La chorale orthodoxe
© Emmanuel Eme
Cette idée de rassembler nos diverses traditions (catholique, protestante, orthodoxe, juive et maintenant syriaque-chaldéenne) autour du « chant » (ou de la récitation cantillée) de quelques psaumes, prière de l’Ancien Testament par excellence, date déjà de quelques années. Elle vise à donner son plein sens spirituel à une forme de prière partagée avec ces textes majeurs que nous avons en commun. Elle s’inscrit dans la volonté de développer une plus grande compréhension et donc une amitié respectueuse entre nous, pour lutter contre les méfaits toujours trop vivants de l’antisémitisme.
Chacune de nos traditions a historiquement pu « adapter » les textes de ces psaumes, et les mettre en musique de façon particulière.
© Emmanuel Eme
La chorale protestante
C’est singulièrement le cas de la tradition protestante réformée qui dès le XVIe siècle a introduit de façon systématique le chant d’assemblée lors des cultes dominicaux et a fait appel à de grands poètes, comme Clément Marot ou Théodore de Bèze, pour en rendre tout l’éclat et la force en langue commune versifiée, aboutissant à la création du Psautier de Genève.
Chez nos frères orthodoxes, les Psaumes sont regroupés dans divers psautiers (constantinopolitain, palestinien, …) fondés sur les textes de la Septante (traduction intégrale de la Bible hébraïque en grec au IIIe et IIe siècles avant J.-C.). Ils sont le plus souvent lus ou antiphonés lors des célébrations quotidiennes (matines, vêpres…).
© Emmanuel Eme
Marc Daharen en train de cantiller
Dans la tradition juive, les Psaumes (150) sont réunis dans Le Livre des Psaumes (ou Livre des Louanges, « Séfèr Ha Téhilim » en hébreu), divisé en cinq parties comme la Torah.
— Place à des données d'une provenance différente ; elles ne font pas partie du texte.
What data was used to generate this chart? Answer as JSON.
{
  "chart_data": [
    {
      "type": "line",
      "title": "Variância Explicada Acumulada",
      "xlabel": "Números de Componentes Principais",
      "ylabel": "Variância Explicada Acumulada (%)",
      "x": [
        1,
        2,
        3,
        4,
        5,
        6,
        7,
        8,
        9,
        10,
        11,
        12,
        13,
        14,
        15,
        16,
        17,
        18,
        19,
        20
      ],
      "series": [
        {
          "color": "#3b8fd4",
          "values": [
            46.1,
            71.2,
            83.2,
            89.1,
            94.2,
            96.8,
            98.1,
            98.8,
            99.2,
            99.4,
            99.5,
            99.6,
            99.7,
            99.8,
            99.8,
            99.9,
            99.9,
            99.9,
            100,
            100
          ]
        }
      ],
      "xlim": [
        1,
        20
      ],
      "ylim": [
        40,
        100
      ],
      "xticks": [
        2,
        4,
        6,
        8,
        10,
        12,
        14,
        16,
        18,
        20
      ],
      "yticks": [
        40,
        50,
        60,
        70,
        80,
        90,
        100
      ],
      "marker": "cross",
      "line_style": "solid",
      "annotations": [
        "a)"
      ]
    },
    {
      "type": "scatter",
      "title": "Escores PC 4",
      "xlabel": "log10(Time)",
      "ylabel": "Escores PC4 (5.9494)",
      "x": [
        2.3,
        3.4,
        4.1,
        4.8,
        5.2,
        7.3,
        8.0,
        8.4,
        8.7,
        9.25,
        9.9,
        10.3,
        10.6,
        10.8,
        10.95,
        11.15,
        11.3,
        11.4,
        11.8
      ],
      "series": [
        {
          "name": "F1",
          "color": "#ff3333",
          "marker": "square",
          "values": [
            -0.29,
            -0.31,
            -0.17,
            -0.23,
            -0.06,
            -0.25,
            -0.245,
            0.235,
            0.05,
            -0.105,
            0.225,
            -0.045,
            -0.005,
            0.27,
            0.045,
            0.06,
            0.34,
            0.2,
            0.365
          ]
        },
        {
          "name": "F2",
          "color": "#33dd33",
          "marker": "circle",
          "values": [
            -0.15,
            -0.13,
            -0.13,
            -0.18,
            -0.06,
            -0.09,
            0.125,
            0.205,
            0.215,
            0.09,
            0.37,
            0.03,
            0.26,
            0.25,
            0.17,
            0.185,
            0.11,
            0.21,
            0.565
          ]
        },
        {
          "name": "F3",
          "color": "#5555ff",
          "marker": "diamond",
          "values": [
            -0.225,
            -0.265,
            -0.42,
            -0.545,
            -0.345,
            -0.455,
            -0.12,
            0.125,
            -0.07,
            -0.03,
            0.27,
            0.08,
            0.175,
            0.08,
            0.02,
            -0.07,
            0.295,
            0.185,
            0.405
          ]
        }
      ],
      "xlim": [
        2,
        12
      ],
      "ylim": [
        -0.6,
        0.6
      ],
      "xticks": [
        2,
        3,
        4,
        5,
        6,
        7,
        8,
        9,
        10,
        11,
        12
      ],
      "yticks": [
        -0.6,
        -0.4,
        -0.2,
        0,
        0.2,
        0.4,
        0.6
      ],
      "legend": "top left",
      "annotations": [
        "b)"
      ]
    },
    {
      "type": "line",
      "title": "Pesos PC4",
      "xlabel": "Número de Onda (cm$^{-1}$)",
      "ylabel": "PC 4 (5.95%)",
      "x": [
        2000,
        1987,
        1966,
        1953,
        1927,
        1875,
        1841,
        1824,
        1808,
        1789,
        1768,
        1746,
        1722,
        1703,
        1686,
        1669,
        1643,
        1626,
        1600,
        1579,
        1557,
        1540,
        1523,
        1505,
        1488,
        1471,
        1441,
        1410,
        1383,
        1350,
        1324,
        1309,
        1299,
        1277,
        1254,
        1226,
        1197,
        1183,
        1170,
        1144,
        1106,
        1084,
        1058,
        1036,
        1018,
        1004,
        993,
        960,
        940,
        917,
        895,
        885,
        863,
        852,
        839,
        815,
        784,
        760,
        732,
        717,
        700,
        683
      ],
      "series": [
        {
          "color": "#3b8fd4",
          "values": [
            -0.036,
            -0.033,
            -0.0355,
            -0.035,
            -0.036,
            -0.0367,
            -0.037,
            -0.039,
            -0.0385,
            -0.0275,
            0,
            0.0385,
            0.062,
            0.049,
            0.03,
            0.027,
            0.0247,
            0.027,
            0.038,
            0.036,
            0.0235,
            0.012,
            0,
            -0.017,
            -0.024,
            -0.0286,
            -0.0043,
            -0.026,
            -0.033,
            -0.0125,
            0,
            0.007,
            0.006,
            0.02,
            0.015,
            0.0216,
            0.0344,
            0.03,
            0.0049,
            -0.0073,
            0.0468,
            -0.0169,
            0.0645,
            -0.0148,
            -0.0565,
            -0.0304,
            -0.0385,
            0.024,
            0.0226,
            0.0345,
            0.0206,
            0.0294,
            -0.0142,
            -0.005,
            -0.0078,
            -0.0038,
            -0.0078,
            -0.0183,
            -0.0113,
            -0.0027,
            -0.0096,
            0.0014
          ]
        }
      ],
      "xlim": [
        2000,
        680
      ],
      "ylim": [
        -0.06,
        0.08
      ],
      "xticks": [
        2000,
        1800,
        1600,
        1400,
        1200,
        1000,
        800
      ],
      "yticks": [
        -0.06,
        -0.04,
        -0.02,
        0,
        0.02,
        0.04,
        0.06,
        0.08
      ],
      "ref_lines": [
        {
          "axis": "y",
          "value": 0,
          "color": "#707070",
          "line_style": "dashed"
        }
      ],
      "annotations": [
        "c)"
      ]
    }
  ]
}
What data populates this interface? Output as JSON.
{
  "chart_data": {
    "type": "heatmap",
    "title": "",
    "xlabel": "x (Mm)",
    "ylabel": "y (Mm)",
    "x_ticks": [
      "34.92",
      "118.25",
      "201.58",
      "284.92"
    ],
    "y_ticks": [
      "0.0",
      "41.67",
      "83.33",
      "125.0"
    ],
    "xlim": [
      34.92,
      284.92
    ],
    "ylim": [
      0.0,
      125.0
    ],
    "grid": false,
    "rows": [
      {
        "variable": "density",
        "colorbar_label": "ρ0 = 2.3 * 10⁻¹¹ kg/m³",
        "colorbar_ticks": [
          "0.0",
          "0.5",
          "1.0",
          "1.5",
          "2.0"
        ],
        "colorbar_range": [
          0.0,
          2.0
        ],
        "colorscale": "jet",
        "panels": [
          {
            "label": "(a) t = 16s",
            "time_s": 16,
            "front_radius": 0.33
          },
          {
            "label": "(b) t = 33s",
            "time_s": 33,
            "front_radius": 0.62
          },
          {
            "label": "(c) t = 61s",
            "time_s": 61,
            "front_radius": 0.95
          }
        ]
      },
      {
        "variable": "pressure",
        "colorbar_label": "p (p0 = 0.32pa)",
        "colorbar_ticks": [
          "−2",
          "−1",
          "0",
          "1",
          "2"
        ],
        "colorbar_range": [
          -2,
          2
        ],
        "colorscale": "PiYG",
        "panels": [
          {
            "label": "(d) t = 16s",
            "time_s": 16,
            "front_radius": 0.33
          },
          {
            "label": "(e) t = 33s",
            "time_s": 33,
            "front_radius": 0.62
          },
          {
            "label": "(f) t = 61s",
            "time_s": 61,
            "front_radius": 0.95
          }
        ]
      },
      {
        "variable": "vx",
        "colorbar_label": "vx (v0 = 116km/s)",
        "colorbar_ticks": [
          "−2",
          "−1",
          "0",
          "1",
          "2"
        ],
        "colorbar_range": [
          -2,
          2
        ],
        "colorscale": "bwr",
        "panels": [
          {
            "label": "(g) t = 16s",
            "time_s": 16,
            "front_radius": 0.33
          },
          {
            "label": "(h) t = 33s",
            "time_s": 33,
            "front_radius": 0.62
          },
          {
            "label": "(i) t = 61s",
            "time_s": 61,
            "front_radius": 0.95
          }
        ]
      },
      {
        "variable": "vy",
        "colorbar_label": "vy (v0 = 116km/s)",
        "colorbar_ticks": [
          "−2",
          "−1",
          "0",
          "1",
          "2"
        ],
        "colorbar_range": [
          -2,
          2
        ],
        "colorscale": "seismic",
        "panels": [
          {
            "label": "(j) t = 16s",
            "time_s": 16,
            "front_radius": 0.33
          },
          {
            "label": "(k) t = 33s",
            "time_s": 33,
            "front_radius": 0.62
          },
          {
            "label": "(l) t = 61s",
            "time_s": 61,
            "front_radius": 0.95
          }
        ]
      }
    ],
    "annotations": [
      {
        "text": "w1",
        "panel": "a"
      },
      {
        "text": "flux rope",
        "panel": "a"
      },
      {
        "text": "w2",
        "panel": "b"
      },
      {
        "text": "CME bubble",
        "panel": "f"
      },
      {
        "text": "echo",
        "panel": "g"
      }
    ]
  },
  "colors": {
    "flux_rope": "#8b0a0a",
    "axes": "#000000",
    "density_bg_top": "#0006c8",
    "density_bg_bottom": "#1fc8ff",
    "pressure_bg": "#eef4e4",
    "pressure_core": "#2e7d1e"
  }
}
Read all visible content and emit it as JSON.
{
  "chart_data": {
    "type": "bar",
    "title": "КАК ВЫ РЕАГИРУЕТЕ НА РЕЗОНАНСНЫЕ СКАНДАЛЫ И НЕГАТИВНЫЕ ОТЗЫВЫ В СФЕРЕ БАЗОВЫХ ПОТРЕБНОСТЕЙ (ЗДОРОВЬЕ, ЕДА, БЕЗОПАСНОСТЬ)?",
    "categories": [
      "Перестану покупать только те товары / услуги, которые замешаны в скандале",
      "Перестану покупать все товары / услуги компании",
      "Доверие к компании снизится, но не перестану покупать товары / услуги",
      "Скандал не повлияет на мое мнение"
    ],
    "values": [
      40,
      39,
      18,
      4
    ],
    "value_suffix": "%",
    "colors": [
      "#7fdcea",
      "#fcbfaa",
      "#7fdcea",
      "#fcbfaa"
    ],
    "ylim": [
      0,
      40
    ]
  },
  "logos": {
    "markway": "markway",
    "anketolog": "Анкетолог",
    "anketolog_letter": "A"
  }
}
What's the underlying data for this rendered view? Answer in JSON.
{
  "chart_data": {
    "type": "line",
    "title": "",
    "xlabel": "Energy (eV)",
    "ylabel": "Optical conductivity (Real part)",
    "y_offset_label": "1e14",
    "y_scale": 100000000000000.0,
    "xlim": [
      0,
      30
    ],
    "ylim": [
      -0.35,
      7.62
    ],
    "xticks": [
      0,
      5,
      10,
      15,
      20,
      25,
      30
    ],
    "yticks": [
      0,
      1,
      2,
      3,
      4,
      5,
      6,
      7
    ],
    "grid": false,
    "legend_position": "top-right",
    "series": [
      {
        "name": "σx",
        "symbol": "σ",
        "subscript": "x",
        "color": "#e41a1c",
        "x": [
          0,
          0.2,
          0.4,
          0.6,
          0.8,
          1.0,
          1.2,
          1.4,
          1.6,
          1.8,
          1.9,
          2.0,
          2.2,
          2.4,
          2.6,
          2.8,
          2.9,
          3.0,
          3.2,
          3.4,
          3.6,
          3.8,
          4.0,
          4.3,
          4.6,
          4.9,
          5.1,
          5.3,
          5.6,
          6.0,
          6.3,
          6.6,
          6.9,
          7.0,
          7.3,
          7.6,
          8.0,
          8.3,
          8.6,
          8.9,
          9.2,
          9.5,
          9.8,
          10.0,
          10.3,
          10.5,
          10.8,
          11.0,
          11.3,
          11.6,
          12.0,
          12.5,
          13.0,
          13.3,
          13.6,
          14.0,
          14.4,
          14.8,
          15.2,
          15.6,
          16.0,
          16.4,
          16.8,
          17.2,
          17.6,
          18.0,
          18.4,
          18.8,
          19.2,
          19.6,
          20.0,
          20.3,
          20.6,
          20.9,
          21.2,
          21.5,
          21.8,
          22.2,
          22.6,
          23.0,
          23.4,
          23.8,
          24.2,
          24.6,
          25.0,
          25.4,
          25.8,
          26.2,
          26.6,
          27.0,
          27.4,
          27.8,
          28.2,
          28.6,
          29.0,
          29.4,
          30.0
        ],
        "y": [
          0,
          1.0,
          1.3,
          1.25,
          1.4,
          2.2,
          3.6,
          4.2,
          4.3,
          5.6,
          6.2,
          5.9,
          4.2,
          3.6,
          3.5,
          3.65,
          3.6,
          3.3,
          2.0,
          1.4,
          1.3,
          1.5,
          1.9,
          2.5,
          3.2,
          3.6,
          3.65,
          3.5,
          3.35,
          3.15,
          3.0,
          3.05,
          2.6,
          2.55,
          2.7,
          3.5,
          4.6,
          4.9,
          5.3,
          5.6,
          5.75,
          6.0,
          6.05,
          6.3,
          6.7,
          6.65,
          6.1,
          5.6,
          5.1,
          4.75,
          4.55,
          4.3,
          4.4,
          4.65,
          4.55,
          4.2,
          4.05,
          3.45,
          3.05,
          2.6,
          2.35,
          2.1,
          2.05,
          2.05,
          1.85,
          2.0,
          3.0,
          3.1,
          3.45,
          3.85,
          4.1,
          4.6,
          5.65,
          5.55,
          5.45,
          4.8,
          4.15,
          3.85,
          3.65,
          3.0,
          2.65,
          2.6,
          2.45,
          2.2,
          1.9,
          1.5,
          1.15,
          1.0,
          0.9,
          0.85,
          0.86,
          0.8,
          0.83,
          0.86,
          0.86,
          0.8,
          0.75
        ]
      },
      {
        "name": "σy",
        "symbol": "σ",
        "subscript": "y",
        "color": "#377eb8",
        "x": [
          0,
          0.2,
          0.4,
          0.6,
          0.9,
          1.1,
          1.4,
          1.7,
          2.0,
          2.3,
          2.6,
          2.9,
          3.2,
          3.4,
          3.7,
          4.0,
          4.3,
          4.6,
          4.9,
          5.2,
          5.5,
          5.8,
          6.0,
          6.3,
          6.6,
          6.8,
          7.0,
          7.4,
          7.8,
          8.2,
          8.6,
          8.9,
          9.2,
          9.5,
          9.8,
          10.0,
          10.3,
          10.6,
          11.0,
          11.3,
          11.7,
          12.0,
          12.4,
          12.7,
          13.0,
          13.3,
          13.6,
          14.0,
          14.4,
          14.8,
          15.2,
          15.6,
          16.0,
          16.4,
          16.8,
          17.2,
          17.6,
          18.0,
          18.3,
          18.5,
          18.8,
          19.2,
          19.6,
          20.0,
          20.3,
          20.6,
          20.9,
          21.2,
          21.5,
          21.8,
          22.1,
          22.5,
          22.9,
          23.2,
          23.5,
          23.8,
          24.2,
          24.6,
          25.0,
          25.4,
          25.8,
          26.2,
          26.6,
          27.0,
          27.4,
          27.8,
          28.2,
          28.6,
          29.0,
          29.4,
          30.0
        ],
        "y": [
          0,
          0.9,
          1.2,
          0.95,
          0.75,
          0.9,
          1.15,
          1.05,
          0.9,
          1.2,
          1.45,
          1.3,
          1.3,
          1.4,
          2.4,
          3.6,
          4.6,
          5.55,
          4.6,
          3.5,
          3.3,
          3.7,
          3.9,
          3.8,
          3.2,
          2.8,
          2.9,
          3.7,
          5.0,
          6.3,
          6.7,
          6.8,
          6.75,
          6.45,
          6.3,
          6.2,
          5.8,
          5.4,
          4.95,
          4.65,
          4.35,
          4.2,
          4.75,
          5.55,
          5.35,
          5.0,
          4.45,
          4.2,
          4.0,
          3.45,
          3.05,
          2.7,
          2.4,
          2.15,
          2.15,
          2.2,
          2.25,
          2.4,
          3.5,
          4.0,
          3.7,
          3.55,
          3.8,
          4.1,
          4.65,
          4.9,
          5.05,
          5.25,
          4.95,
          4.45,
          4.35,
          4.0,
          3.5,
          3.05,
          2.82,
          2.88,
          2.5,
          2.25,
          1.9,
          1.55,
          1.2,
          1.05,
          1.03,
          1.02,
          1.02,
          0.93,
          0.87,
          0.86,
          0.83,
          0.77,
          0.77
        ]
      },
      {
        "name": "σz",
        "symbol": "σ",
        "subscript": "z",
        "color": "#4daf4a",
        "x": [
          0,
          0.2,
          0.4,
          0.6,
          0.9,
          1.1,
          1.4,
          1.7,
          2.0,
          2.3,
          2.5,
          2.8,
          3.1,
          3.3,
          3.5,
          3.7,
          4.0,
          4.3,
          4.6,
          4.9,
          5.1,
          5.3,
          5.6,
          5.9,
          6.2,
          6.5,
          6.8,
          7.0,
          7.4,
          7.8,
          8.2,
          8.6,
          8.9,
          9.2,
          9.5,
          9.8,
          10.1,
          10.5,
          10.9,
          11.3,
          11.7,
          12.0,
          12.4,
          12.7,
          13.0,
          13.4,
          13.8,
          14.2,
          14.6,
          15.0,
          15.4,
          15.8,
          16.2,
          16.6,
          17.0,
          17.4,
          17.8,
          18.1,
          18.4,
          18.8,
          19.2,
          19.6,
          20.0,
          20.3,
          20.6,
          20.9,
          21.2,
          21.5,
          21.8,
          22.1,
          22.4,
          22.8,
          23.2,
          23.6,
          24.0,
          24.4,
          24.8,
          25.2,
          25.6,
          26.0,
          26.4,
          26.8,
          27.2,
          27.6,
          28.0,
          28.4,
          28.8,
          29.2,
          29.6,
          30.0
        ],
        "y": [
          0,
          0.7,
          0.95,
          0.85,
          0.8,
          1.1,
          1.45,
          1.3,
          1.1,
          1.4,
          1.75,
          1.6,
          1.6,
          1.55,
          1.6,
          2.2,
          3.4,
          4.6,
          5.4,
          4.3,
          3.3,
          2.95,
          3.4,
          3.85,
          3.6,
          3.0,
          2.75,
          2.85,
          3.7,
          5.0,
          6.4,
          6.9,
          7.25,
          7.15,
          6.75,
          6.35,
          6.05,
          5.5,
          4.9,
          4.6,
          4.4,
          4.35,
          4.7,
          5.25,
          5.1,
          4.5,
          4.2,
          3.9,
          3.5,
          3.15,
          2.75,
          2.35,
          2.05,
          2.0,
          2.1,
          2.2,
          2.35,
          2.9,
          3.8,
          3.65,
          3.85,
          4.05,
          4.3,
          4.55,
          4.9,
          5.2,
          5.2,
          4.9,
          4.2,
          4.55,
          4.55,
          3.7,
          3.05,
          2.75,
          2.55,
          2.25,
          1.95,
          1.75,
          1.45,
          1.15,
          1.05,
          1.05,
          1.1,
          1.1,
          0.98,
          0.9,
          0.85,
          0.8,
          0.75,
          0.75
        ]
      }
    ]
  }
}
À l’origine chantés dans l’enceinte du Temple de Jérusalem par les lévites, explorant les différentes expériences que l’homme fait avec l’Éternel, ils jouent encore un rôle majeur dans la liturgie juive. Ils peuvent être chantés par le Hazan (chantre) ou cantillés en assemblée. Beaucoup d’entre eux sont attribués au roi David. Ils sont devenus des prières individuelles ou collectives en tant qu’expression traditionnelle de la louange à l’Éternel pour sa puissance et sa bienfaisance, pour la Création du monde et pour ses actes passés pour la délivrance d’Israël.
Partager chaque année ce temps de prières et de chant autour de quelques psaumes choisis en commun est une véritable expérience fondatrice de l’attention fraternelle portée au dialogue interreligieux par l’AJC.
© Emmanuel Eme
La chorale catholique
L’Amitié judéo-chrétienne de France (AJCF) est une association nationale créée en 1948 à Paris par un petit groupe de protestants, de catholiques, d’orthodoxes et de juifs avec pour but : œuvrer pour la connaissance, la compréhension, le respect et l’amitié mutuels, réparer les iniquités du passé à l’égard des juifs et lutter contre l’antisémitisme et l’antijudaïsme, tout en excluant tout prosélytisme et tout syncrétisme. Dès 1946, l’historien Jules Isaac, avait en effet dénoncé, dans son livre Jésus et Israël, l’enseignement du mépris dont le judaïsme souffrait depuis des siècles de la part du christianisme. Invitant alors à un enseignement de l’estime, il avait fait 18 propositions, reprises en 1947 à Seelisberg, en Suisse. Pour les chrétiens, d’importants devoirs en résultaient dans leur attitude à l’égard des juifs, que l’AJCF s’efforce de garder vivants. Le groupe AJC de Besançon fait localement vivre cet engagement de dialogue interreligieux entre juifs et chrétiens à travers des soirées mensuelles, dont celle des Psaumes.